Really, I think way too much credit is given to Constantine and the conventions in Rome. After all, they later burned the library at Alexandria and routinely killed, ejected and persecuted everyone who disagreed with their conclusions on a wide array of very dubious doctrinal mutations.
The martyrdom of the saints of the ages, and the suppression of most of the foundational truths of the true Bride and Body of Christ can be traced to the Nicene convention as well.
It was there where a group of bishops who had been in a seesaw struggle for power for over a century, a battle evolved involving intrigue, assassinations and persecutions against each other- a battle only nominally about doctrine. It was primarily about influence with the "christian" Ceasars. According to Josephus, only about one quarter of the bishops invited to the Nicene convention went- and their way was payed, round trip with lodging for anyone who wanted to accept the invite. Maybe those who didn't go knew it was a set up. After all, bishops who refused to sign were threatened with anathema, expulsion from the empire (a dire fate in those days of barbarianism), imprisonment and death.

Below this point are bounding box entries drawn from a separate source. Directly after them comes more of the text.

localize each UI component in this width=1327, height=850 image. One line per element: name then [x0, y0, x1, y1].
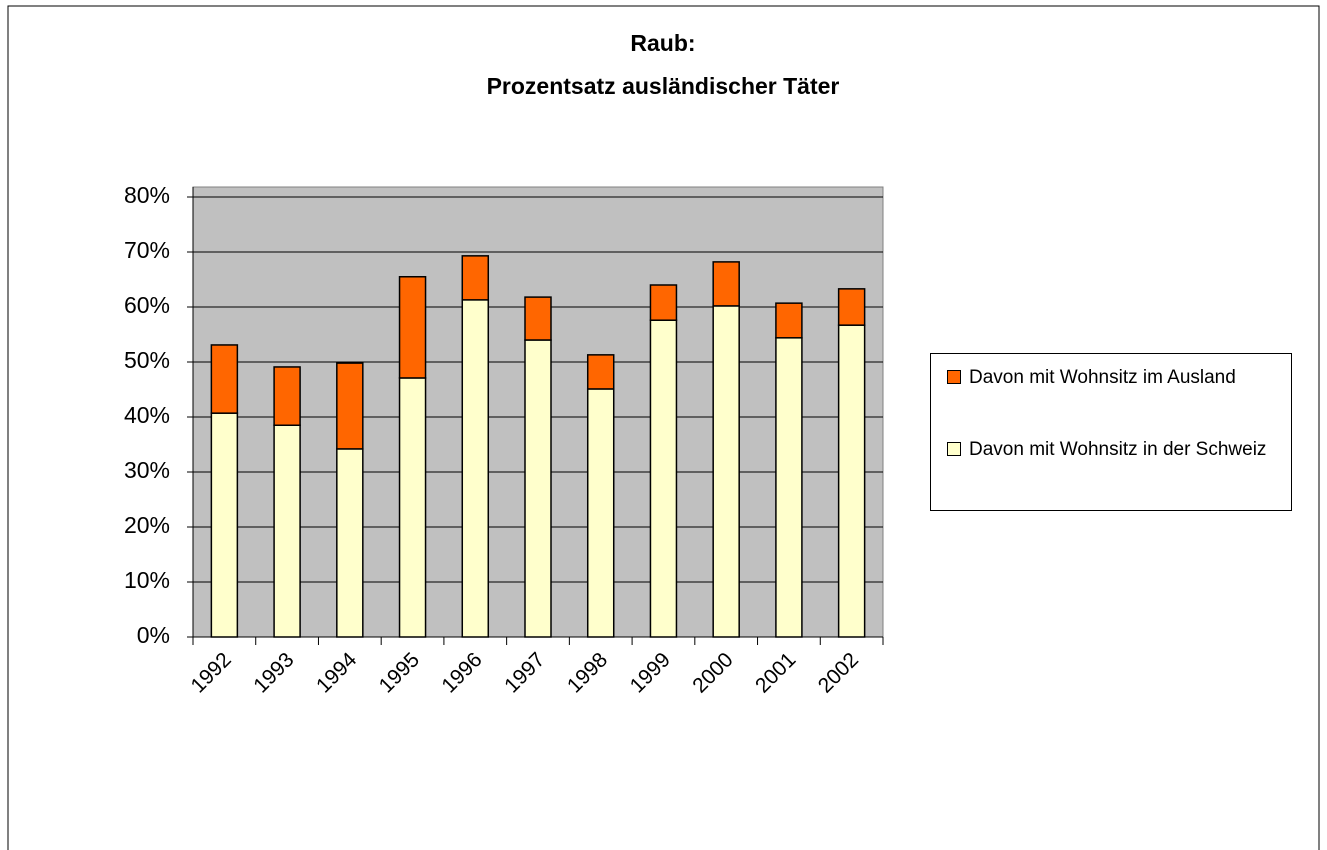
legend-swatch — [947, 442, 961, 456]
chart-title: Prozentsatz ausländischer Täter — [487, 73, 840, 99]
bar-segment — [586, 388, 615, 638]
x-tick-label: 1995 — [375, 648, 424, 697]
y-tick-label: 0% — [137, 622, 170, 648]
bar-segment — [461, 299, 490, 638]
bar-segment — [837, 324, 866, 638]
y-tick-label: 10% — [124, 567, 170, 593]
bar-segment — [837, 288, 866, 326]
legend-entry: Davon mit Wohnsitz im Ausland — [947, 366, 1287, 389]
x-tick-label: 1999 — [626, 648, 675, 697]
bar-segment — [210, 412, 239, 638]
bar-segment — [336, 362, 364, 450]
x-tick-label: 1992 — [187, 648, 236, 697]
bar-segment — [524, 339, 552, 638]
y-tick-label: 80% — [124, 182, 170, 208]
x-tick-label: 1996 — [437, 648, 486, 697]
bar-segment — [524, 296, 552, 341]
y-tick-label: 50% — [124, 347, 170, 373]
x-tick-label: 1993 — [249, 648, 298, 697]
bar-segment — [461, 255, 490, 301]
bar-segment — [586, 354, 615, 390]
chart-frame — [7, 5, 1320, 850]
x-tick-label: 2002 — [814, 648, 863, 697]
x-tick-label: 1997 — [500, 648, 549, 697]
legend-entry: Davon mit Wohnsitz in der Schweiz — [947, 438, 1287, 461]
legend-label: Davon mit Wohnsitz in der Schweiz — [969, 439, 1267, 460]
bar-segment — [649, 319, 678, 638]
x-tick-label: 1994 — [312, 648, 362, 698]
x-tick-label: 2000 — [688, 648, 737, 697]
bar-segment — [273, 424, 301, 638]
bar-segment — [398, 377, 427, 638]
chart-title: Raub: — [630, 30, 695, 56]
bar-segment — [210, 344, 239, 414]
bar-segment — [712, 261, 740, 307]
bar-segment — [775, 302, 803, 339]
legend-swatch — [947, 370, 961, 384]
bar-segment — [775, 337, 803, 638]
bar-segment — [336, 448, 364, 638]
bar-segment — [649, 284, 678, 321]
y-tick-label: 70% — [124, 237, 170, 263]
y-tick-label: 60% — [124, 292, 170, 318]
y-tick-label: 30% — [124, 457, 170, 483]
y-tick-label: 20% — [124, 512, 170, 538]
bar-segment — [398, 276, 427, 379]
bar-segment — [273, 366, 301, 427]
x-tick-label: 1998 — [563, 648, 612, 697]
legend-label: Davon mit Wohnsitz im Ausland — [969, 367, 1236, 388]
y-tick-label: 40% — [124, 402, 170, 428]
legend: Davon mit Wohnsitz im Ausland Davon mit W… — [930, 353, 1292, 511]
bar-segment — [712, 305, 740, 638]
x-tick-label: 2001 — [751, 648, 800, 697]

I believe in the cannon as it is- but I personally believe it was congealing long before the fourth century. The councils were only recognizing a previous historic course. In any case, the histories written by the perpetrators of massive crimes must be read with a bit of reserve. Cain's history would have read differently than Abel's, but then, Abel had no time to write one- he was too busy dying.
It was only because of education, renaissance and revolt against the Roman heel of spiritual, political and ideological dominion that the scriptures were ever translated, printed and distributed to the public.
For me, the scriptures themselves are all the testimony I need that somehow, God, who works all things according to the counsel of His will- did just that, triumphing again over time and man's futility. The burning in my heart is my confirmation.